Прочтя «Метаморфозы» в контексте пуританского воспитания, любой мальчик того времени мог проникнуться скорее образами ужаса, мести и наказания, чем картинами идиллических страстей и привольной жизни на лоне природы.
Всю свою жизнь Ньютон не расставался ни с Библией, ни с собраниями греческих мифов и тем совмещал несовместимое, смешивая их в своём уме и воображении.
Пока же он оставался ещё мальчиком, ранимым и самоутверждающимся, напряжённо ищущим своё место ещё не в истории и обществе, а пытающимся всего лишь снискать понимание сверстников…
Такого урагана, который пронёсся в конце августа 1658 года, линкольнширцы ещё не видывали. Смолкли пересуды о возможной скорой смерти Кромвеля, протектора,[7] и его вероятном наследнике — лишь бы не это чёртово семя! С востока, с моря потянул холодный неистовый ветер, колющий быстрыми брызгами. Тяжёлые чёрные тучи с урчащим чревом стремительно приближались к Грэнтэму. Напор стихии всё усиливался и, казалось, приобретал уже мощь, с которой ничто не могло совладать, — деревья падали, скрученные неожиданным порывом, неистовый вихрь оставлял за собой лесные просеки, с грэнтэмской церкви сорвало крышу. Обитатели аптекарского дома, приникнув к окнам, с ужасом ожидали приговора стихии. Внизу хлопнула дверь.

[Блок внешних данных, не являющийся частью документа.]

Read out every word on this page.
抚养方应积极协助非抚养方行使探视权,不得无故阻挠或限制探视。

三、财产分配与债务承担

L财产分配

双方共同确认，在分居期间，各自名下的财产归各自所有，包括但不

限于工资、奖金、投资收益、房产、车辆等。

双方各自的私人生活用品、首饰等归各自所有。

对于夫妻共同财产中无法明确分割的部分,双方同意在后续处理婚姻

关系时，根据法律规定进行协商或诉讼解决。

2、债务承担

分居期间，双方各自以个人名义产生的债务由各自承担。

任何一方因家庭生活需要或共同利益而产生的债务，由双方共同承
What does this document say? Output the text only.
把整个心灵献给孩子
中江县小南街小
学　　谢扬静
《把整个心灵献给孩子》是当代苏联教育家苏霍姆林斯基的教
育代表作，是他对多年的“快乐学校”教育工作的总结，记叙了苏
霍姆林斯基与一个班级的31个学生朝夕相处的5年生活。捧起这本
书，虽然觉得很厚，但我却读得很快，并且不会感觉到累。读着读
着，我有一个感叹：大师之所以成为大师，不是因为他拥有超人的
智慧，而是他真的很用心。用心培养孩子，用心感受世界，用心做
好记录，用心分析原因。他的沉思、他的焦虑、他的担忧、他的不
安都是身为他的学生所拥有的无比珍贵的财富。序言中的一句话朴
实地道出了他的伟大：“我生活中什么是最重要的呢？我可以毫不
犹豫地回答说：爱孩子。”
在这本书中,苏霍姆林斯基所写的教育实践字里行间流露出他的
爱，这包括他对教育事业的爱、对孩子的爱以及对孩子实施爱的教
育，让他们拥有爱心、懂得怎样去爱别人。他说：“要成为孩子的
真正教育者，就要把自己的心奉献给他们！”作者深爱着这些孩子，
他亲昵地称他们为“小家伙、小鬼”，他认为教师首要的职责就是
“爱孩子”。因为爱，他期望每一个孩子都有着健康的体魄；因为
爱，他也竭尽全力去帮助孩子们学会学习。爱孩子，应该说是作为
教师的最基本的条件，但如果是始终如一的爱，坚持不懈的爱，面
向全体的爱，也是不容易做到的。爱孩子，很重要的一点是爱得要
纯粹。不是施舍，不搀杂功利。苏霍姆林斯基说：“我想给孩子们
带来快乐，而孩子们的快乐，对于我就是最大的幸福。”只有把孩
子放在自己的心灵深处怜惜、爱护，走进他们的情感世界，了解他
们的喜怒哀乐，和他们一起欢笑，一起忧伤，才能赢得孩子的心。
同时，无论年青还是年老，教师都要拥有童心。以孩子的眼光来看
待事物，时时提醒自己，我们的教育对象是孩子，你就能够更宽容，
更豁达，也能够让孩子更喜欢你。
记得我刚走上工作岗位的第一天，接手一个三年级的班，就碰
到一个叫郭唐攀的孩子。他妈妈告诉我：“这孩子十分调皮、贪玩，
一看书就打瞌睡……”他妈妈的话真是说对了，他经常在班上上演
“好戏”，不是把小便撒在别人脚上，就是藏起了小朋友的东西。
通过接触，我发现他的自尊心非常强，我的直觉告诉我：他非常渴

— Вернись, Исаак! — закричали наперебой домочадцы, но шестнадцатилетний Заморыш уже унёсся во двор. Он выбежал и со двора, он уже на улице, на Хай-стрит, и занимается он весьма странным делом: прыгает встречь брызгам и ветру. После нескольких прыжков, уже с совсем мокрым лицом, он проделывает то же самое, но уже по ветру. А чёрточку на земле смывает страшный воздушный поток.
— Фут против ветра, шесть футов по ветру! — кричит Заморыш.
Почти через семьдесят лет, уже перед смертью, Ньютон впервые с 1658 года вспомнил о своём первом научном эксперименте.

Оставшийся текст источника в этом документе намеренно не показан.